Lightweight construction is an integral part of the overall Volkswagen strategy for the reduction of CO₂ emissions. A lower vehicle weight has a direct correlation to the reduction of the CO₂ emissions. One potential way to reduce weight is the utilization of lightweight carbon fiber reinforced plastics (CFRP). The mass reduction leads to a significant saving of CO₂ emissions. Currently the drawbacks of using CFRPs are the high manufacturing cost. The manufacturing cost of carbon fiber can be significantly reduced by the use of alternative precursors. The decision to use an alternative precursor to produce carbon fiber is based on the price, the availability, and the renewability of the precursor in question.
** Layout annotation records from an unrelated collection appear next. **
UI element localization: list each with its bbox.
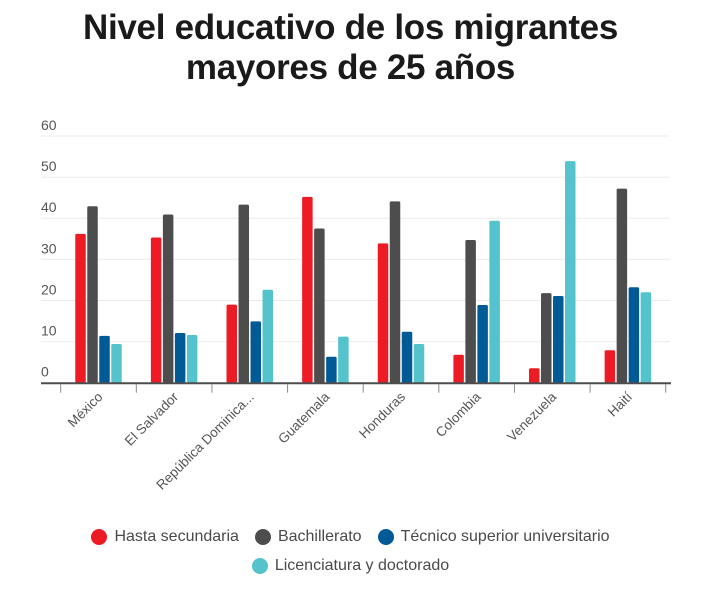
bar-venezuela-licenciatura-y-doctorado: Venezuela — Licenciatura y doctorado: 53… (565, 161, 576, 383)
legend-item-tecnico-superior[interactable]: Técnico superior universitario (377, 527, 610, 546)
bar-mexico-licenciatura-y-doctorado: México — Licenciatura y doctorado: 9.4 (111, 344, 122, 383)
legend-label: Bachillerato (277, 527, 362, 545)
gridlines (41, 135, 670, 343)
legend-row-2: Licenciatura y doctorado (0, 551, 701, 580)
bar-guatemala-hasta-secundaria: Guatemala — Hasta secundaria: 45.2 (302, 196, 313, 383)
bar-el-salvador-licenciatura-y-doctorado: El Salvador — Licenciatura y doctorado: … (186, 335, 198, 383)
legend-swatch-bachillerato (254, 528, 271, 545)
bar-haiti-hasta-secundaria: Haití — Hasta secundaria: 7.9 (604, 350, 616, 383)
x-tick-label-mexico: México (65, 389, 106, 430)
bar-colombia-hasta-secundaria: Colombia — Hasta secundaria: 6.8 (453, 354, 464, 383)
legend-item-hasta-secundaria[interactable]: Hasta secundaria (91, 528, 239, 546)
bar-mexico-hasta-secundaria: México — Hasta secundaria: 36.2 (75, 233, 86, 383)
bar-haiti-licenciatura-y-doctorado: Haití — Licenciatura y doctorado: 22 (640, 292, 652, 383)
bar-colombia-bachillerato: Colombia — Bachillerato: 34.7 (465, 240, 476, 383)
legend-label: Técnico superior universitario (400, 527, 610, 545)
y-tick-label-30: 30 (41, 240, 57, 256)
legend-row-1: Hasta secundaria Bachillerato Técnico su… (0, 522, 701, 551)
bar-honduras-hasta-secundaria: Honduras — Hasta secundaria: 33.9 (377, 243, 389, 383)
y-axis-tick-labels: 0 10 20 30 40 50 60 (41, 117, 57, 380)
legend-label: Hasta secundaria (114, 527, 239, 545)
x-tick-label-honduras: Honduras (356, 389, 408, 441)
bar-el-salvador-bachillerato: El Salvador — Bachillerato: 40.9 (162, 214, 174, 383)
bar-republica-dominica-licenciatura-y-doctorado: República Dominica... — Licenciatura y d… (262, 289, 274, 383)
bar-republica-dominica-hasta-secundaria: República Dominica... — Hasta secundaria… (226, 304, 238, 383)
bar-el-salvador-hasta-secundaria: El Salvador — Hasta secundaria: 35.3 (150, 237, 162, 383)
chart-title-line-2: mayores de 25 años (185, 48, 516, 87)
bar-haiti-tecnico-superior-universitario: Haití — Técnico superior universitario: … (628, 287, 640, 383)
x-tick-label-venezuela: Venezuela (504, 389, 560, 445)
x-axis (41, 382, 671, 393)
bar-venezuela-hasta-secundaria: Venezuela — Hasta secundaria: 3.5 (529, 368, 540, 383)
legend-swatch-licenciatura (251, 557, 268, 574)
bar-honduras-licenciatura-y-doctorado: Honduras — Licenciatura y doctorado: 9.4 (413, 344, 425, 383)
x-tick-label-colombia: Colombia (433, 389, 484, 440)
bar-colombia-tecnico-superior-universitario: Colombia — Técnico superior universitari… (477, 304, 488, 383)
bar-group-haiti: Haití — Hasta secundaria: 7.9Haití — Bac… (604, 188, 652, 383)
bar-guatemala-bachillerato: Guatemala — Bachillerato: 37.5 (314, 228, 325, 383)
bar-honduras-tecnico-superior-universitario: Honduras — Técnico superior universitari… (401, 331, 413, 383)
bar-guatemala-tecnico-superior-universitario: Guatemala — Técnico superior universitar… (326, 356, 337, 383)
bar-honduras-bachillerato: Honduras — Bachillerato: 44.1 (389, 201, 401, 383)
y-tick-label-0: 0 (41, 364, 49, 380)
bar-mexico-bachillerato: México — Bachillerato: 42.9 (87, 206, 98, 383)
bars: México — Hasta secundaria: 36.2México — … (75, 161, 652, 383)
chart-title-line-1: Nivel educativo de los migrantes (82, 8, 619, 47)
bar-haiti-bachillerato: Haití — Bachillerato: 47.2 (616, 188, 628, 383)
legend-swatch-hasta-secundaria (91, 528, 108, 545)
chart-title: Nivel educativo de los migrantes mayores… (0, 8, 701, 88)
x-tick-label-haiti: Haití (605, 389, 635, 419)
bar-group-mexico: México — Hasta secundaria: 36.2México — … (75, 206, 122, 383)
legend-swatch-tecnico-superior (377, 528, 394, 545)
bar-group-honduras: Honduras — Hasta secundaria: 33.9Hondura… (377, 201, 425, 383)
bar-group-el-salvador: El Salvador — Hasta secundaria: 35.3El S… (150, 214, 198, 383)
bar-group-colombia: Colombia — Hasta secundaria: 6.8Colombia… (453, 220, 500, 383)
x-tick-label-el-salvador: El Salvador (122, 389, 182, 449)
bar-mexico-tecnico-superior-universitario: México — Técnico superior universitario:… (99, 335, 110, 383)
x-tick-label-guatemala: Guatemala (275, 389, 333, 447)
bar-guatemala-licenciatura-y-doctorado: Guatemala — Licenciatura y doctorado: 11… (338, 336, 349, 383)
bar-republica-dominica-tecnico-superior-universitario: República Dominica... — Técnico superior… (250, 321, 262, 383)
y-tick-label-40: 40 (41, 199, 57, 215)
y-tick-label-60: 60 (41, 117, 57, 133)
bar-el-salvador-tecnico-superior-universitario: El Salvador — Técnico superior universit… (174, 332, 186, 383)
bar-venezuela-tecnico-superior-universitario: Venezuela — Técnico superior universitar… (553, 295, 564, 383)
legend: Hasta secundaria Bachillerato Técnico su… (0, 522, 701, 580)
bar-group-republica-dominica: República Dominica... — Hasta secundaria… (226, 204, 274, 383)
bar-republica-dominica-bachillerato: República Dominica... — Bachillerato: 43… (238, 204, 250, 383)
bar-group-guatemala: Guatemala — Hasta secundaria: 45.2Guatem… (302, 196, 349, 383)
y-tick-label-50: 50 (41, 158, 57, 174)
bar-colombia-licenciatura-y-doctorado: Colombia — Licenciatura y doctorado: 39.… (489, 220, 500, 383)
legend-item-bachillerato[interactable]: Bachillerato (254, 527, 362, 546)
bar-venezuela-bachillerato: Venezuela — Bachillerato: 21.8 (541, 293, 552, 383)
y-tick-label-20: 20 (41, 281, 57, 297)
legend-label: Licenciatura y doctorado (274, 556, 450, 574)
legend-item-licenciatura[interactable]: Licenciatura y doctorado (251, 556, 450, 575)
bar-group-venezuela: Venezuela — Hasta secundaria: 3.5Venezue… (529, 161, 576, 383)
y-tick-label-10: 10 (41, 323, 57, 339)
bar-chart: 0 10 20 30 40 50 60 México — Hasta secundaria:… (41, 117, 671, 493)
Lignin is a natural waste byproduct of the paper industry, which is readily available in enormous amounts and due to this very inexpensive. Since lignin is a natural product it can have different properties depending on the plant in which it is derived from and the process in which it is isolated. To get a better understanding of lignin as a precursor for carbon fiber production, a systematical analysis of the properties, compounding, and chemical structure is made. To investigate the potential of lignin as an alternative precursor a set of fundamental production steps were needed to be established, to produce carbon fiber from lignin. These steps consist of: pelletizing, fiber spinning, fiber stabilization, and carbonization. The intermediate products of these steps are the lignin powder, the lignin pellets, the lignin fiber as well as the oxidized and carbonized lignin fiber. At each step the properties and chemical structure were analyzed. This dissertation shows the complete production process of carbon fiber made from lignin by analyzing the chemical structure of all intermediate products, and determines the potential of lignin as an alternative, economic and ecological precursor.